Shortly after lawmakers passed the bill on Tuesday, the executive director of the West Virginia Women’s Health Center, Katie Quiñonez, said the clinic’s attorney advised them to suspend abortions immediately. The staff spent Tuesday evening and Wednesday canceling dozens of appointments and providing resources to book out-of-state appointments and funding to help cover travel and proceedings.
Indiana’s abortion ban — passed in August — began to be enforced Thursday.
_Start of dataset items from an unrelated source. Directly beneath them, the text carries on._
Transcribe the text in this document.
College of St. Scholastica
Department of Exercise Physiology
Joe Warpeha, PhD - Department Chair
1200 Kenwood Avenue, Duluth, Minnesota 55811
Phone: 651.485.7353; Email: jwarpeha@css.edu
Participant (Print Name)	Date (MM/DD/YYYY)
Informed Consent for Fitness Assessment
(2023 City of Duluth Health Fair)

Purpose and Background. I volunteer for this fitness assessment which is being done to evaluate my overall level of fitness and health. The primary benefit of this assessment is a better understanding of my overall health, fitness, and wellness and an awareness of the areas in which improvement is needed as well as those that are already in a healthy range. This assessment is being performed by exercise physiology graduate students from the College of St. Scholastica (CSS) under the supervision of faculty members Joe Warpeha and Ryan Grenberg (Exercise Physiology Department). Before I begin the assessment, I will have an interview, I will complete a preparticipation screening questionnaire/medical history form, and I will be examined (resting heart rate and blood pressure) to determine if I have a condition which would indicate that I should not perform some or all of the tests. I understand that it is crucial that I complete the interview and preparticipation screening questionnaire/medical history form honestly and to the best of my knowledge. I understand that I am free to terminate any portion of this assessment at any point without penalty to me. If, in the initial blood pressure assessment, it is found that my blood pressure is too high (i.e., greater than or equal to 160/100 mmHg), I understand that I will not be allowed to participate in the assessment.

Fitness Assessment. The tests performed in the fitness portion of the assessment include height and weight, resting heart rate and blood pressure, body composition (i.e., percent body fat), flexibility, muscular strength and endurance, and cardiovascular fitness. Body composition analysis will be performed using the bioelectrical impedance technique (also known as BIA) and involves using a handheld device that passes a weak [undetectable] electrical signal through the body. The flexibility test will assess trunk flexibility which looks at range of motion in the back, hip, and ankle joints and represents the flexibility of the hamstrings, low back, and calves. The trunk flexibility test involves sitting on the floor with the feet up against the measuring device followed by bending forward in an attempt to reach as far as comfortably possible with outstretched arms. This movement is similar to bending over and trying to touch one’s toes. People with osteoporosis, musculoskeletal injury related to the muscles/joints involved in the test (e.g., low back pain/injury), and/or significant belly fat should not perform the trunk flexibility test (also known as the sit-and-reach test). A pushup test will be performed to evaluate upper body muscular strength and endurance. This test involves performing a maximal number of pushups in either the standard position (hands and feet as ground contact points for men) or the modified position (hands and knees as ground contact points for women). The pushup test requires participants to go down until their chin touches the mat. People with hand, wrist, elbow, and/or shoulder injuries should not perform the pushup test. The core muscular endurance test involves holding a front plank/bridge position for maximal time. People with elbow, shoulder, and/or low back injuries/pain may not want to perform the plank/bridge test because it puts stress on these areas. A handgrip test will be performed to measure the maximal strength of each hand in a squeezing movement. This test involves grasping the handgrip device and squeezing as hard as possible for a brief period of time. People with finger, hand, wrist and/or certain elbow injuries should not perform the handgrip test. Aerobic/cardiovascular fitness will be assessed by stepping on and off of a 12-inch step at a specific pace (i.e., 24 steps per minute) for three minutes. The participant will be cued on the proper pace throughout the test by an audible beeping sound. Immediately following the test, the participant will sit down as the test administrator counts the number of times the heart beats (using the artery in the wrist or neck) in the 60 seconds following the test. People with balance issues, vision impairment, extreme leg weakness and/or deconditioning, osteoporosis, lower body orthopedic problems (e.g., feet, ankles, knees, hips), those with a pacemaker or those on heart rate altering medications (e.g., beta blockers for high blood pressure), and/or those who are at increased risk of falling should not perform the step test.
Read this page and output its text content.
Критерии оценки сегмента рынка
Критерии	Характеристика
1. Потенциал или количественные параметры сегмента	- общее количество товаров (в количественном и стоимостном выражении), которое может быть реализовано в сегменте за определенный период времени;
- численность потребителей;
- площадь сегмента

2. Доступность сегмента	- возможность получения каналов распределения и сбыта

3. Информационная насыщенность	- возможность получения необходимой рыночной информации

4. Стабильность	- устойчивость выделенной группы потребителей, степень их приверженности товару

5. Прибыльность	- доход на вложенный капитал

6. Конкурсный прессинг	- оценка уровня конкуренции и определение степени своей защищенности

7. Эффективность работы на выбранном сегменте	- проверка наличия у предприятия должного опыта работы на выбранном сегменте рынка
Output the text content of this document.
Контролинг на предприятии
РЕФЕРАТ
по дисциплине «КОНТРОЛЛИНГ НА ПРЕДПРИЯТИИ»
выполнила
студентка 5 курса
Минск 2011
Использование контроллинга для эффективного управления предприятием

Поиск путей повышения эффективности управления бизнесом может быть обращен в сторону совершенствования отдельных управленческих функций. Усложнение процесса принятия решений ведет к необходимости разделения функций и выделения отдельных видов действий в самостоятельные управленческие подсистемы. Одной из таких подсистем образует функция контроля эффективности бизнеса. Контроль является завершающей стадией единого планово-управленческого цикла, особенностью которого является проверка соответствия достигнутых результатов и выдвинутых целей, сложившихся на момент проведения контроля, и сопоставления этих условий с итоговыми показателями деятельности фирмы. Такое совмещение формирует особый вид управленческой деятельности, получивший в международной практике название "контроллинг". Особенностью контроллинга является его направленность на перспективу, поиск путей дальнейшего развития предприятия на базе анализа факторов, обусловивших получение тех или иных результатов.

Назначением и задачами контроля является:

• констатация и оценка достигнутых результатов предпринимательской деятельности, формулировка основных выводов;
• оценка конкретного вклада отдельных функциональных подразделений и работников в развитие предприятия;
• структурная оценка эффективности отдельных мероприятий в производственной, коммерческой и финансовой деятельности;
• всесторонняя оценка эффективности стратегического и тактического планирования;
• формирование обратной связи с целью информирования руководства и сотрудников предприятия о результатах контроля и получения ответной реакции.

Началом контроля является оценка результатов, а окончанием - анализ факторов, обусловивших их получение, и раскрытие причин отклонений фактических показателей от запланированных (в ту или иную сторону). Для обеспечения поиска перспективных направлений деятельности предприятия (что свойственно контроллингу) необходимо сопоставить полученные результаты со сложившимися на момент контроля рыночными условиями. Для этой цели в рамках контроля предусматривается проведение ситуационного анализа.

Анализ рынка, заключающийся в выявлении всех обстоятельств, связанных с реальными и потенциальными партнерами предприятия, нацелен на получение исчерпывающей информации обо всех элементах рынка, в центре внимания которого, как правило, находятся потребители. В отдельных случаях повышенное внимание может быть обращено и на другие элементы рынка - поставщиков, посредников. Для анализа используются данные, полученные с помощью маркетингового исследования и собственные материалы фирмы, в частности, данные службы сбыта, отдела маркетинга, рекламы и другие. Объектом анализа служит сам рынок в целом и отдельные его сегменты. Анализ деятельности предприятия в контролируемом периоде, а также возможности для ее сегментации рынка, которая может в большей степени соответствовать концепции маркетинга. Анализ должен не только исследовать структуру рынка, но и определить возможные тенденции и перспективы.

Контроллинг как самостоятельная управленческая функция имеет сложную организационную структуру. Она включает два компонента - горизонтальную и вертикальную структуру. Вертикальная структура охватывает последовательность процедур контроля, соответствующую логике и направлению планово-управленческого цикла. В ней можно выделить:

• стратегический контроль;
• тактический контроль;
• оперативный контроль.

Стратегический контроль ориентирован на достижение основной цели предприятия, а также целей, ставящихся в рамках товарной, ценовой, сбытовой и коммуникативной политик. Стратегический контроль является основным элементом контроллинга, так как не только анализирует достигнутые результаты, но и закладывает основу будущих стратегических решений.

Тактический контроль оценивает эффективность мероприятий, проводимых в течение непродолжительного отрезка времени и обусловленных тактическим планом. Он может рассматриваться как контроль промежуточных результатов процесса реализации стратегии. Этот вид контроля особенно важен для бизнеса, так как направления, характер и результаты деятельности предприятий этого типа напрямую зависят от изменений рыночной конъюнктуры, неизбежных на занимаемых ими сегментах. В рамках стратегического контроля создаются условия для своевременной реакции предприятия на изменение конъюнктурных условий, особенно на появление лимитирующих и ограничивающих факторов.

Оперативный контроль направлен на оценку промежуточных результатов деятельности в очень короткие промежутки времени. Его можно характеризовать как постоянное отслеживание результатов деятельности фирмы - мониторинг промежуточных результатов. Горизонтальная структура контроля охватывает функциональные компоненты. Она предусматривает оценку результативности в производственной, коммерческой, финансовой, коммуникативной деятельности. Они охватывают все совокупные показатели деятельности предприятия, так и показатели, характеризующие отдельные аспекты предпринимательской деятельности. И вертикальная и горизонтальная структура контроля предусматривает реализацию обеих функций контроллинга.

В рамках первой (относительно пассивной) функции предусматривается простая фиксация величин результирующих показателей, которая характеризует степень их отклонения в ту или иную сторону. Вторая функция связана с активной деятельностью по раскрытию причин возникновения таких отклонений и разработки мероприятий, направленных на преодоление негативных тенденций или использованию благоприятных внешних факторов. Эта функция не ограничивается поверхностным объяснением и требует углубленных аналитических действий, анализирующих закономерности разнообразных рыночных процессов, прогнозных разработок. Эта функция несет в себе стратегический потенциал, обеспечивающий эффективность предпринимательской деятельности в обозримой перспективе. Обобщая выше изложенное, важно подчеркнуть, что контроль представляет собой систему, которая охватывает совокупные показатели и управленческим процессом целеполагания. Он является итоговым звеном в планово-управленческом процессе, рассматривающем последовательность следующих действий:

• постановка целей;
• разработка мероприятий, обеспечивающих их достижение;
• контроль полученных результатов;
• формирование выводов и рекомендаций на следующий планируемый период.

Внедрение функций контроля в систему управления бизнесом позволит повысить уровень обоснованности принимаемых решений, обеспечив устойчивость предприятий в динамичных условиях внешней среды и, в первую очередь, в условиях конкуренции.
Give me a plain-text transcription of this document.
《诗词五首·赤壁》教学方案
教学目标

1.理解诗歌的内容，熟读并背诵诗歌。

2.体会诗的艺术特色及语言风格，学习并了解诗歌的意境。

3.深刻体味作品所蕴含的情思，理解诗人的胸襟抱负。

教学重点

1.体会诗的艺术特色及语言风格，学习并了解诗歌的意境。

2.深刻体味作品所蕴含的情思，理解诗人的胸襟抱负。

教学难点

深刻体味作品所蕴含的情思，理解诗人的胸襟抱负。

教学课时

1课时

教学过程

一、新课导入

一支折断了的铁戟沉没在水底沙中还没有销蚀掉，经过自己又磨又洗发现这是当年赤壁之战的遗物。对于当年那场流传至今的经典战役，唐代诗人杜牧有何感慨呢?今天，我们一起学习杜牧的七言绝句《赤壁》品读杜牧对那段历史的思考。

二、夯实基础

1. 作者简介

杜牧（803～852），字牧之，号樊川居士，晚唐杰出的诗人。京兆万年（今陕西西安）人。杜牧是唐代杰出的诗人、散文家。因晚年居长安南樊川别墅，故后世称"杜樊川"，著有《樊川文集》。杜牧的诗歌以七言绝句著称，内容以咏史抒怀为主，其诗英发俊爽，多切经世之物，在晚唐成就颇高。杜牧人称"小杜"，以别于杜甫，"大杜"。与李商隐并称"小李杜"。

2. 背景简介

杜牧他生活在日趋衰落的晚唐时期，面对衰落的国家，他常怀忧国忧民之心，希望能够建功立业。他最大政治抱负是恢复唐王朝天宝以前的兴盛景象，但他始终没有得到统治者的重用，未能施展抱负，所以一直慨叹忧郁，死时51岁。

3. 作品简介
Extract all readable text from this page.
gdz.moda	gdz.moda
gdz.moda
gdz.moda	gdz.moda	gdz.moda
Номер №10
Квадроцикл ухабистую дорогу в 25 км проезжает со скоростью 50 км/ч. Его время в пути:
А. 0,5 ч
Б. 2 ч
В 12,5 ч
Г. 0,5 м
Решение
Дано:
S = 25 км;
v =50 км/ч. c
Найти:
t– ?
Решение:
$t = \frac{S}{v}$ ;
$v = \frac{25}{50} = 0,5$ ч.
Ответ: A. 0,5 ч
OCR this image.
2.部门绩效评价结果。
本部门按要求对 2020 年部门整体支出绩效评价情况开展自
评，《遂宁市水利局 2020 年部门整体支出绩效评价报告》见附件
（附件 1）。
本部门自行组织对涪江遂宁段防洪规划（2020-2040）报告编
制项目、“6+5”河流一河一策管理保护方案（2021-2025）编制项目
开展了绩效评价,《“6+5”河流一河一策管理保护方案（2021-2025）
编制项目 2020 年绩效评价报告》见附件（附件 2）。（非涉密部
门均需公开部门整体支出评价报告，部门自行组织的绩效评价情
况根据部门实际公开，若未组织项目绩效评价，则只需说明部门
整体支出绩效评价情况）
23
Indiana and West Virginia now join more than a dozen states with abortion bans, though most were approved before that Supreme Court ruling and took effect when the court rejected the constitutional right to terminate a pregnancy.
On Tuesday, Republican Senator Lindsey Graham of South Carolina introduced a bill that would ban abortion nationwide after the 15th week of pregnancy, with rare exceptions, intensifying ongoing debate inside and outside the GOP, though the proposal is nearly has no chance of becoming law in the Democrat-occupied Congress.